Il giudice di primo grado, nonostante avesse preso visione del decreto di archiviazione emesso dal GIP nei confronti del medico, il cui operato era stato giudicato incensurabile,aveva comunque disposto una CTU.
Il consulente d'ufficio nella propria relazione confermava l'assenza di qualsiasi responsabilità professionale del sanitario anche perché non vi era alcun nesso causale tra la condotta del sanitario e l'evento morte.

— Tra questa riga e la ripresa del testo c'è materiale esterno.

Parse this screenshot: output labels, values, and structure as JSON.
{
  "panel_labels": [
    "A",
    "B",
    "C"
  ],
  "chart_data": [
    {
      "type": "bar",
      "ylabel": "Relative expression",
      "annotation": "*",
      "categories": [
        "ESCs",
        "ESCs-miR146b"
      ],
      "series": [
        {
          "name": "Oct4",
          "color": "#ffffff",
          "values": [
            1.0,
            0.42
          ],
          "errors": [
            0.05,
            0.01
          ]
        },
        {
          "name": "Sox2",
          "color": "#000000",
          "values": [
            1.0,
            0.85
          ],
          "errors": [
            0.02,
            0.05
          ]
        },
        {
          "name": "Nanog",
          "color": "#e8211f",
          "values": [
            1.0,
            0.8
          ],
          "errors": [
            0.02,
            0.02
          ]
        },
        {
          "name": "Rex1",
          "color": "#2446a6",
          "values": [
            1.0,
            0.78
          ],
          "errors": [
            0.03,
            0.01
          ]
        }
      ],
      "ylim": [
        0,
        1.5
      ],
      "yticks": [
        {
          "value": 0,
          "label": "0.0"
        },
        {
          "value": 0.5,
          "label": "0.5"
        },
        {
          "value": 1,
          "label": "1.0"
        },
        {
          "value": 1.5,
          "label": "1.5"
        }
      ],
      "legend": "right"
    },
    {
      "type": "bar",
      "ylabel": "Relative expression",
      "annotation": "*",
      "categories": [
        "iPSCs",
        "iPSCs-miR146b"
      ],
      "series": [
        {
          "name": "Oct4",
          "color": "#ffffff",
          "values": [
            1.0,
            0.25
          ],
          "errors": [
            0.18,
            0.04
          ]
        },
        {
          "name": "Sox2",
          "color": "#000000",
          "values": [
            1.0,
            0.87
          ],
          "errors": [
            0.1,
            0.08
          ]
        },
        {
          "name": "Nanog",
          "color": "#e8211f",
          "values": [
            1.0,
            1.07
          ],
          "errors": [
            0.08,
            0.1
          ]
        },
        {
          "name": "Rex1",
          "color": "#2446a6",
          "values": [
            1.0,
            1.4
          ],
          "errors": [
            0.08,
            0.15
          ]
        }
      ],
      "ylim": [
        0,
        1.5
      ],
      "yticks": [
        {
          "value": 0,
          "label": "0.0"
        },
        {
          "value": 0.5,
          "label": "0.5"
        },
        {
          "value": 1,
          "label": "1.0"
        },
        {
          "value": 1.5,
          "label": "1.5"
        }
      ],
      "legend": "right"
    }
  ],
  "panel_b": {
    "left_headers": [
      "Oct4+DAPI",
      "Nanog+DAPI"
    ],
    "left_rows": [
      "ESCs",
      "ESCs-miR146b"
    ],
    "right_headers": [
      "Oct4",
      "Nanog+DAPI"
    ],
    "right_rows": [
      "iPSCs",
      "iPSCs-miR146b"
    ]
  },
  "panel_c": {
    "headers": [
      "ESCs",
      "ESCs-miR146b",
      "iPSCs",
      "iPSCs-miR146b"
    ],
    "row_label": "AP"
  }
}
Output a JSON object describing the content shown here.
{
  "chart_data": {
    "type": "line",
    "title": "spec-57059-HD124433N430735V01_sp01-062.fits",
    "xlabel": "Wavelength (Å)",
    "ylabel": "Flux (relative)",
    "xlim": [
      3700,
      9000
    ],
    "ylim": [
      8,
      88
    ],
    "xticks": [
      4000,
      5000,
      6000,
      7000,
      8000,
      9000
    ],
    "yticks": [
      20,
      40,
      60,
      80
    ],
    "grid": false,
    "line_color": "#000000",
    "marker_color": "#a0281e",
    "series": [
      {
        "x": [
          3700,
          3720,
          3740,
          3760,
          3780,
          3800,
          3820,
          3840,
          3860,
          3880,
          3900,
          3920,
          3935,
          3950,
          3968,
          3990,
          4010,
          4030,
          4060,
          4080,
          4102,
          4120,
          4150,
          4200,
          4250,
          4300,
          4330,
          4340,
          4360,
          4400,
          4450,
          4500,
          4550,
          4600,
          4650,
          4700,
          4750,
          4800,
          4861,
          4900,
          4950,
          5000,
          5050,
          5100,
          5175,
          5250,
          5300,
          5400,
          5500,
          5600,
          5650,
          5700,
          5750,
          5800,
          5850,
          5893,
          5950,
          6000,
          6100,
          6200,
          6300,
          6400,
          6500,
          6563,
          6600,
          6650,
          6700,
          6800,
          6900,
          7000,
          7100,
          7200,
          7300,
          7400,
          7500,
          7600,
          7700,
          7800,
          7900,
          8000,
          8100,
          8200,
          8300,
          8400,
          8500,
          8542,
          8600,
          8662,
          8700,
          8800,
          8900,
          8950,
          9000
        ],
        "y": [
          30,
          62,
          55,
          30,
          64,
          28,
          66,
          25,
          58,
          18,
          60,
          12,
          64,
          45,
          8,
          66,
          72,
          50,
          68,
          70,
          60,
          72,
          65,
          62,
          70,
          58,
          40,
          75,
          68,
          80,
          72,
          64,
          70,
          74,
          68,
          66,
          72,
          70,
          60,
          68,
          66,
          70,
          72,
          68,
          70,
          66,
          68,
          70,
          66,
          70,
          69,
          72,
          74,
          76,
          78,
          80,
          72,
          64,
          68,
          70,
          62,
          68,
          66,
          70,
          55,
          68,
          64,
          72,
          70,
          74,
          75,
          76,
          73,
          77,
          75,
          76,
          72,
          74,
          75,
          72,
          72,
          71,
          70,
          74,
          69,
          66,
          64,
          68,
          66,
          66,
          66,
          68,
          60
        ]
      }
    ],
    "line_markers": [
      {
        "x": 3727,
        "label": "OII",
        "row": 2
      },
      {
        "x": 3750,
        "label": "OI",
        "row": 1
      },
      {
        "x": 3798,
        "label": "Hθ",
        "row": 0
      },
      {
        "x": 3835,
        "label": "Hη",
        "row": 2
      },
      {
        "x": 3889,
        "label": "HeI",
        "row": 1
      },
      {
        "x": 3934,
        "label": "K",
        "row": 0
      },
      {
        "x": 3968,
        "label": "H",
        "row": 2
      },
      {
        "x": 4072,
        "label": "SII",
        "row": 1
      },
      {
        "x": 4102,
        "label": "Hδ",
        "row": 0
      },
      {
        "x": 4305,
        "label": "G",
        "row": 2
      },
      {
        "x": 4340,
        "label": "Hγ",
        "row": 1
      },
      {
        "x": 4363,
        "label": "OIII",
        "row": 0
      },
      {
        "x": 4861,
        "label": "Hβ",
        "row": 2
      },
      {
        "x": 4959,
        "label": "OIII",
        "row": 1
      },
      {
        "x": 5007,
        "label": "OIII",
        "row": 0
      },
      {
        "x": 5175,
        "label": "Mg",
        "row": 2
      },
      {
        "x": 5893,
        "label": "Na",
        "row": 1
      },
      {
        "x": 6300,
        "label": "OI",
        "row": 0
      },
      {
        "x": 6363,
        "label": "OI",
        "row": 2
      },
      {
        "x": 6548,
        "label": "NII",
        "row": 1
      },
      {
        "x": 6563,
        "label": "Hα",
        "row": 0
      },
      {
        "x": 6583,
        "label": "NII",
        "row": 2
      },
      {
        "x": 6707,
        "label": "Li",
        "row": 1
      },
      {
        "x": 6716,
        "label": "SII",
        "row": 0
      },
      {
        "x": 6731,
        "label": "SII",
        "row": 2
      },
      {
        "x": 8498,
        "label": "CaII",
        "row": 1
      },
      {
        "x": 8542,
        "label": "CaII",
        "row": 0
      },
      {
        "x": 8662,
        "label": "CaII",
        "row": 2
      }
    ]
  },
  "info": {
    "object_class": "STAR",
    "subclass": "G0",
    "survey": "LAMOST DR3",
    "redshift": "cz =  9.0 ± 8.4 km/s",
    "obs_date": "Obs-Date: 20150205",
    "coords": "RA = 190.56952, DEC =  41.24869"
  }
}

Anche in sede di appello la domanda risarcitoria non trovava accoglimento e la Suprema Corte, chiamata ad esprimersi sulla questione, riteneva di non poter accogliere il ricorso dei genitori i quali pur denunciando, formalmente, un difetto di motivazione della sentenza di secondo grado in qualche modo chiedevano agli Ermellini di rivalutare le risultanze di fatto che si erano ormai cristallizzate nei precedenti gradi del procedimento.
Quindi, con le richieste presenti nel ricorso i genitori avevano cercato di trasformare il giudizio di legittimità in un una specie di terzo grado di merito in cui ridiscutere i fatti storici e le vicende processuali.
Per questa ragione la Corte rigettava il ricorso sostenendo che la conclusione a cui era giunta la Corte d'Appello era esatta cioè non vi era alcun nesso causale tra la condotta del medico e l'evento morte. Le prove di ciò erano state raggiunte attraverso gli accertamenti svolti sia dal consulente tecnico del giudice penale, sia dalla consulenza disposta autonomamente in sede di giudizio risarcitorio.